Trout In the Classroom: Trout Unlimited’s highly successful Trout In the Classroom program had another great experience locally. Otto Shortell Middle School students, under the guidance of regional coordinator Bob Fields, hatched trout eggs in the aquarium and released the fry in a local stream. During the year long experience the students learned about the biology and ecology of fish and their habitat, and incorporated these lessons in other disciplines.

Bob Fields reported that this recent release of the trout fry was unusual because the Oneida Indian Nation accompanied the release and led even with a prayer of thanksgiving. Following this there were four stations where students learned the relationship between earth and their lives.

Bill Alexander Jigs: Many area residents are aware that Bill Alexander of Sylvan Beach is a very successful fisherman. Since 1981, when he started fishing competitively, he has either won or finished in the top three in several Bassmaster tournaments.

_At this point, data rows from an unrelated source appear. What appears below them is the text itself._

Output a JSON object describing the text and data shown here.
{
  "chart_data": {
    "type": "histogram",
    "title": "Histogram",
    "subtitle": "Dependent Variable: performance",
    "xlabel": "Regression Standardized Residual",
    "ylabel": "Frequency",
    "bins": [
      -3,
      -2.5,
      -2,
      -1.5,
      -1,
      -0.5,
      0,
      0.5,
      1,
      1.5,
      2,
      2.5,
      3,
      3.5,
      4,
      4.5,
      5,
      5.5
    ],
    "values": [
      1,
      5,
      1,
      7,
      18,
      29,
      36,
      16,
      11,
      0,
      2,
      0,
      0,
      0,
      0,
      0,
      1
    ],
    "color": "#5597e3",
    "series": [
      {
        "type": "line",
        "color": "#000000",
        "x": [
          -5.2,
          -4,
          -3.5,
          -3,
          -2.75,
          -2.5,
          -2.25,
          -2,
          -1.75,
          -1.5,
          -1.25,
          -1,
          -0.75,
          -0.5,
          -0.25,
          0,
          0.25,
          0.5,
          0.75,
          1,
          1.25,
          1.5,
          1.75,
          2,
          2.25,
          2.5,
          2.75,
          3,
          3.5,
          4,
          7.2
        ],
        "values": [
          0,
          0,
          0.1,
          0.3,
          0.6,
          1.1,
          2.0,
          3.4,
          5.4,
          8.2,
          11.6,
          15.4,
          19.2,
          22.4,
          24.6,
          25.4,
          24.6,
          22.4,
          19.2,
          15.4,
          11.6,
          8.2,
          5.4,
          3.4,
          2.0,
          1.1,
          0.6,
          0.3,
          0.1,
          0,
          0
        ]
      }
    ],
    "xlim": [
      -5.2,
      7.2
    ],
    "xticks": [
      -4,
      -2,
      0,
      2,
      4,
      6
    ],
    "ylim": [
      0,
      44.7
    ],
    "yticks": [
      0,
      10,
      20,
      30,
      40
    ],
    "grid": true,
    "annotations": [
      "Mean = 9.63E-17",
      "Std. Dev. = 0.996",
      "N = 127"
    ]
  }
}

But what many do not realize is that part of the secret to Bill’s success is the fact that he designs and makes his own jigs. Bill understands bass habitat, their feeding habits and other behavior and fine-tunes his lures to take advantage of this. He also believes in using quality components, whether there is money on the line, or just fishing for fun.
Bill also sells his successful line of jigs with a variety of styles. Check his web site which gives background, illustration, and even tips for using the various types. Of course the name comes from “Made To Order” since all of the lures are individually poured, painted and tied with hair or other material. Check out the site for useful information and to see the amazing variety available. Support a local person and at the same time your fishing success may increase.